Plot the cumulative explained variances. The y-axis should be the cumulative sum, and the x-axis the number of terms in the cumulative sum.
Summary (week 6)¶
We got to know another supervised learning method, namely, naive Bayes classification
We saw examples of naive Bayes classification where either Gaussian or multinomial distribution was used to model the features of samples belonging to a class
We saw how to use cross validation to asses prediction abilities of a model. This allows us to be sure that the model is not overfitting.
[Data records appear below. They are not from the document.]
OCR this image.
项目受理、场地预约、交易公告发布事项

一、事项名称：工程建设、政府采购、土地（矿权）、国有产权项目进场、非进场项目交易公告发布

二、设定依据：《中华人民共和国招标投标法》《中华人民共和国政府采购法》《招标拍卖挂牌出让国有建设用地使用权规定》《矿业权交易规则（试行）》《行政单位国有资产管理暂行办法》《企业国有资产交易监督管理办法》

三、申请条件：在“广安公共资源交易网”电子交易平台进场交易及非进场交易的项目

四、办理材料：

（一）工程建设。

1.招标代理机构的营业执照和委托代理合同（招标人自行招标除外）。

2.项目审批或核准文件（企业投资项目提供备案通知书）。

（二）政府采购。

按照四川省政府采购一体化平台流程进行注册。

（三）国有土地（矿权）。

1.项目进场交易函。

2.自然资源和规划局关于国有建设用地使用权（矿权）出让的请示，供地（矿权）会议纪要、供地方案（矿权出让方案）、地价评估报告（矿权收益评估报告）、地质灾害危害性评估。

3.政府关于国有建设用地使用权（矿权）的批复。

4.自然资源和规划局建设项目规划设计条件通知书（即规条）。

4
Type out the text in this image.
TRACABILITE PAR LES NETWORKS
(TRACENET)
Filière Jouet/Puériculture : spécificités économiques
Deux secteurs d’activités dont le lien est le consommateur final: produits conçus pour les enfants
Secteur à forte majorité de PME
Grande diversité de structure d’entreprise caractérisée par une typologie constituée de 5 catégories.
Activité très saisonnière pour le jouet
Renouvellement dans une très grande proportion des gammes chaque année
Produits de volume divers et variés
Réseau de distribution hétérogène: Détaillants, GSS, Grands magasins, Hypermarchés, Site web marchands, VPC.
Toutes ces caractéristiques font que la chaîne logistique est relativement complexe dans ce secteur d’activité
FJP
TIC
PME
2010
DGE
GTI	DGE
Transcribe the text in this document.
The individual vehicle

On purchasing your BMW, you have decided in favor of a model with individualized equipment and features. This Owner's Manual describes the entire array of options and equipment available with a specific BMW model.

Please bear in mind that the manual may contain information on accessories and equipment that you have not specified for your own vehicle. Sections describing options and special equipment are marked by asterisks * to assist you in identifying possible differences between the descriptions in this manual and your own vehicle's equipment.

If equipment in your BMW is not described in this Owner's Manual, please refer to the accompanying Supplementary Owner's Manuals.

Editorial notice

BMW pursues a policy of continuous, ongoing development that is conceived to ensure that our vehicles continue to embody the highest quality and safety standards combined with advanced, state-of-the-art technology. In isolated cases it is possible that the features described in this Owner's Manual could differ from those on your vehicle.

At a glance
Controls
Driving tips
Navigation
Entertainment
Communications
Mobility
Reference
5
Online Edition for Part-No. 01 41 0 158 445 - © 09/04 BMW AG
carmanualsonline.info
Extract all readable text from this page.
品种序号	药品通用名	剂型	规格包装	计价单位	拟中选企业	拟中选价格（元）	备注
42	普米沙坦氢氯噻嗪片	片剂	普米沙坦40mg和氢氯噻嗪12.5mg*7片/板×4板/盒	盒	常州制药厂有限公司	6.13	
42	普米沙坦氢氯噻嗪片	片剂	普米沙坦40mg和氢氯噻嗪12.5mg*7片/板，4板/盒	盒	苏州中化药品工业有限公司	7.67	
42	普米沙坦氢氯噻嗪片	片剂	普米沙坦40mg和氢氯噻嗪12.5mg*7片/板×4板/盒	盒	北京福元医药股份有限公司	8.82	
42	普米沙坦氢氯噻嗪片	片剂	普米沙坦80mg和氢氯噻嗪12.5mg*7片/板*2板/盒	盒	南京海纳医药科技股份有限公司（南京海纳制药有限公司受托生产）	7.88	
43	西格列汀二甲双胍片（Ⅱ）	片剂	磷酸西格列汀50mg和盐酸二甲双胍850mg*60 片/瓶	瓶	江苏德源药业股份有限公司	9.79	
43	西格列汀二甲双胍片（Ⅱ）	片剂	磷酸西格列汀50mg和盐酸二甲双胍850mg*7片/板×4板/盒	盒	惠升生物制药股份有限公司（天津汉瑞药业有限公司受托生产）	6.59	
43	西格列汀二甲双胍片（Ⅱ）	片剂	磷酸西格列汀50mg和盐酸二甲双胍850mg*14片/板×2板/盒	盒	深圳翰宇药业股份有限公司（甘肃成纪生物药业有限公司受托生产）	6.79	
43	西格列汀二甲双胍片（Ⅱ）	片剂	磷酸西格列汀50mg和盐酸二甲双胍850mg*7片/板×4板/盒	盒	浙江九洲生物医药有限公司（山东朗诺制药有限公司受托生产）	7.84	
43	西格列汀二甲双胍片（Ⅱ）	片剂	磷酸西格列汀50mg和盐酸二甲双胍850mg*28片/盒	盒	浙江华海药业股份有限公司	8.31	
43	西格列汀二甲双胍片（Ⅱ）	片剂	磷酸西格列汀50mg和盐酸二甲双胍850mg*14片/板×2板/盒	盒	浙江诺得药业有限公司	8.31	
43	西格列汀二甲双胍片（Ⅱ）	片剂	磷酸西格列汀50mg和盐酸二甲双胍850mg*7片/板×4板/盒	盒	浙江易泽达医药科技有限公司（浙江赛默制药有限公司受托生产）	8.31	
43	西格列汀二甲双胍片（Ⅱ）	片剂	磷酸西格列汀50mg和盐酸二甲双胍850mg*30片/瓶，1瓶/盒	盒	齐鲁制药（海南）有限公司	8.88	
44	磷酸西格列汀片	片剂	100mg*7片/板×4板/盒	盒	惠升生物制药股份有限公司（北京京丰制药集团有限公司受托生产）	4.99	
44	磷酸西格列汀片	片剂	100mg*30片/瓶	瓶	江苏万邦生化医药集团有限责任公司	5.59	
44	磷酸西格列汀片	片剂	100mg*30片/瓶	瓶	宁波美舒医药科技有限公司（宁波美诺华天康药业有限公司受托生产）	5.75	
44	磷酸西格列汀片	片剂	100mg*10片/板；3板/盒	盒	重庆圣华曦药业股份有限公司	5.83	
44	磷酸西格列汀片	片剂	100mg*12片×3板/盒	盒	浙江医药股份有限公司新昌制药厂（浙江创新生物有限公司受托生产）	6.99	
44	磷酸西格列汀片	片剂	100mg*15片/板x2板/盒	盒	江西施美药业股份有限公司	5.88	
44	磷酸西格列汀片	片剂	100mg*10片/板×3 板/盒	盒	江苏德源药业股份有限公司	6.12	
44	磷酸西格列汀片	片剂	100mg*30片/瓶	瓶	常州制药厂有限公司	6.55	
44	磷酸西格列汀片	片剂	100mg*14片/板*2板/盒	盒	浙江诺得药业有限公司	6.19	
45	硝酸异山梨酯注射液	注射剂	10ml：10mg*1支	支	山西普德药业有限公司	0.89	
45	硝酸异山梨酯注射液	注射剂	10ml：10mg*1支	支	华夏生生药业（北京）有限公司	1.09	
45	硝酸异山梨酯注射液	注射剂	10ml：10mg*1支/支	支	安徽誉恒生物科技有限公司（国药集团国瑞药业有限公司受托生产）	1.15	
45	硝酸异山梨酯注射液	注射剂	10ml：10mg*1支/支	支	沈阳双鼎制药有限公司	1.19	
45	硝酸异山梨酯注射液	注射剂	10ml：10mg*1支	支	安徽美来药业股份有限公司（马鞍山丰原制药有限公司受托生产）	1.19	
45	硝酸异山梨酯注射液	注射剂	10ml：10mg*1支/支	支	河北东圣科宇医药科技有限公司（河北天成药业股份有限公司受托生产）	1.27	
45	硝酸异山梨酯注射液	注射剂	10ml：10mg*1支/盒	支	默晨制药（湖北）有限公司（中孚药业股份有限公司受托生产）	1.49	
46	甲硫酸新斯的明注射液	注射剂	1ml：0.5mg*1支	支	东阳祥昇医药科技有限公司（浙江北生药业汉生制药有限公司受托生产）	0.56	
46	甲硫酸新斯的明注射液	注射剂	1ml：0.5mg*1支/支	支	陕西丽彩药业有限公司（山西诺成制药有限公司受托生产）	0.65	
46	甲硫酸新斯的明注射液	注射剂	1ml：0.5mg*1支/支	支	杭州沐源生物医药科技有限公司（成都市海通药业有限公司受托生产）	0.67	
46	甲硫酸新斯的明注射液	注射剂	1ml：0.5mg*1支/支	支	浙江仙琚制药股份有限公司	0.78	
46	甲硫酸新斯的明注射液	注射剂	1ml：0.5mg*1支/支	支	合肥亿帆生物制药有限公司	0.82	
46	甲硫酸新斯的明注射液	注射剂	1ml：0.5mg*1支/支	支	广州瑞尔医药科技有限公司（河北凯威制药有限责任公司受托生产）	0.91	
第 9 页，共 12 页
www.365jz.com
In the clustering section we saw examples of using k-means, DBSCAN, and hierarchical clustering methods. They have different approaches to clustering, and each have different strengths.
Clustering is based on the notion of distance between the points in the data.
Principal component analysis is another example of unsupervised learning
It can reduce the dimensionality of a data by throwing away those dimensions where the variability is low.